MMLSpark version: com.microsoft.azure:synapseml_2.12:0.9.5 System version: 3.7.12 | packaged by conda-forge | (default, Oct 26 2021, 06:08:53) [GCC 9.4.0] PySpark version: 3.3.0
[Features_col = df2.schema.names[0:-1]
assembler = VectorAssembler(inputCols=Features_col, outputCol="features")
assembler.setHandleInvalid("skip").transform(df2).show
stages = [assembler]
df5 = assembler.transform(df2)
# test3 = assembler.transform(test2)
train, test = df5.randomSplit([0.85, 0.15], seed=786)
Features_col = df2.schema.names[0:-1]
assembler = VectorAssembler(inputCols=Features_col, outputCol="features")
assembler.setHandleInvalid("skip").transform(df2).show
stages = [assembler]
df5 = assembler.transform(df2)
# test3 = assembler.transform(test2)
train, test = df5.randomSplit([0.85, 0.15], seed=786)
from synapse.ml.automl import *
from synapse.ml.train import *
import sklearn.metrics as metrics
labelCol = "target"
lgbmc = LightGBMClassifier(boostingType='dart',
objective= 'binary',
metric= 'auc',
isUnbalance= True,
numIterations= 300)
smlmodels = [lgbmc]
mmlmodels = [TrainClassifier(model=model, labelCol= labelCol) for model in smlmodels]
paramBuilder = (HyperparamBuilder()
.addHyperparam(lgbmc, lgbmc.learningRate, RangeHyperParam(0.01, 0.5))

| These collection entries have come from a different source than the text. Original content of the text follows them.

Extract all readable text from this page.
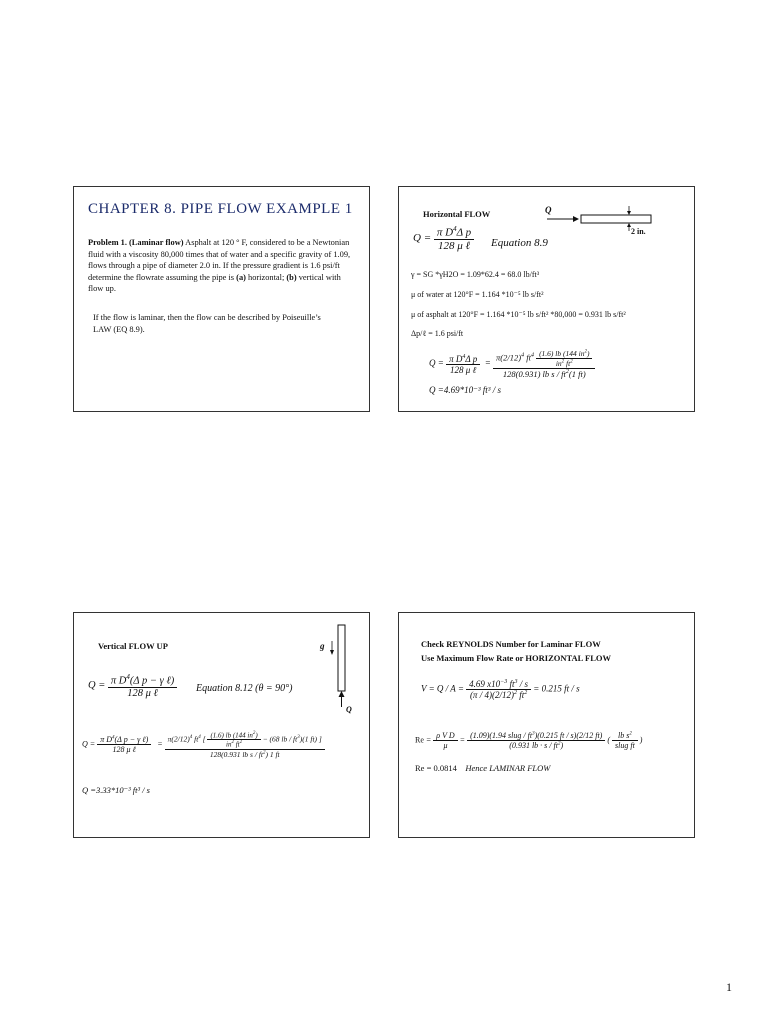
CHAPTER 8. PIPE FLOW EXAMPLE 1
Problem 1. (Laminar flow) Asphalt at 120 ° F, considered to be a Newtonian fluid with a viscosity 80,000 times that of water and a specific gravity of 1.09, flows through a pipe of diameter 2.0 in. If the pressure gradient is 1.6 psi/ft determine the flowrate assuming the pipe is (a) horizontal; (b) vertical with flow up.
If the flow is laminar, then the flow can be described by Poiseuille’s LAW (EQ 8.9).
Horizontal FLOW	Q
2 in.
$Q = \frac{\pi D^4\Delta p}{\text{128 μ ℓ}}$ Equation 8.9
γ = SG *γH2O = 1.09*62.4 = 68.0 lb/ft³
μ of water at 120°F = 1.164 *10⁻⁵ lb s/ft²
μ of asphalt at 120°F = 1.164 *10⁻⁵ lb s/ft² *80,000 = 0.931 lb s/ft²
Δp/ℓ = 1.6 psi/ft
$Q = \frac{\pi D^4\Delta p}{\text{128 μ ℓ}} = \frac{\pi(2/12)^4 ft^4 \frac{(1.6) lb (144 in^2)}{in^2 ft^2}}{128(0.931) lb s / ft^2(1 ft)}$
Q =4.69*10⁻³ ft³ / s
Vertical FLOW UP	g
Q
$Q = \frac{\pi D^4(\Delta p - \gamma \ell)}{\text{128 μ ℓ}}$ Equation 8.12 (θ = 90°)
$Q = \frac{\pi D^4(\Delta p - \gamma \ell)}{\text{128 μ ℓ}}$ =
$\pi(2/12)^4$ $ft^4$ [ $\frac{(1.6) lb (144 in^2)}{in^2 ft^2} - (68$ lb / $ft^3)(1$ ft) ]
128(0.931 lb s / $ft^2$) 1 ft
Q =3.33*10⁻³ ft³ / s
Check REYNOLDS Number for Laminar FLOW
Use Maximum Flow Rate or HORIZONTAL FLOW
$V = Q / A = \frac{4.69 x10^{-3} ft^3 / s}{(\pi / 4)(2/12)^2 ft^2} = 0.215$ ft / s
$Re = \frac{\text{ρ V D}}{\mu} = \frac{(1.09)(1.94 slug / ft^3)(0.215 ft / s)(2/12 ft)}{(0.931 lb \cdot s / ft^2)}$ ( $\frac{lb s^2}{\text{slug ft}}$ )
Re = 0.0814 Hence LAMINAR FLOW
1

.addHyperparam(lgbmc, lgbmc.maxDepth, DiscreteHyperParam([1,30]))
.addHyperparam(lgbmc, lgbmc.numLeaves, DiscreteHyperParam([10,200]))
.addHyperparam(lgbmc, lgbmc.featureFraction, RangeHyperParam(0.1, 1.0))
.addHyperparam(lgbmc, lgbmc.baggingFraction, RangeHyperParam(0.1, 1.0))
.addHyperparam(lgbmc, lgbmc.baggingFreq, RangeHyperParam(0, 3))
)
searchSpace = paramBuilder.build()
randomSpace = RandomSpace(searchSpace)
bestModel = TuneHyperparameters(evaluationMetric="AUC", models=mmlmodels, numFolds=2,
numRuns=len(mmlmodels) * 2, parallelism=1,
paramSpace=randomSpace.space(), seed=0).fit(train)]

AB#1865176
@Shafi2016 it looks like you have some empty partitions in your spark dataframe. That is just a warning though. The problem is that you are running out of memory, based on the error "OutOfMemoryError: Java heap space". You can try to fix the warning by calling repartition on your dataset, but even if it fixes the warning, the problem may remain. To solve the problem, you can try to increase the size of your cluster or downsample the dataset. We are also working on a streaming solution at the moment which would reduce memory usage even more.
The low-memory streaming solution is a WIP, so closing this issue for now. Please reopen if needed.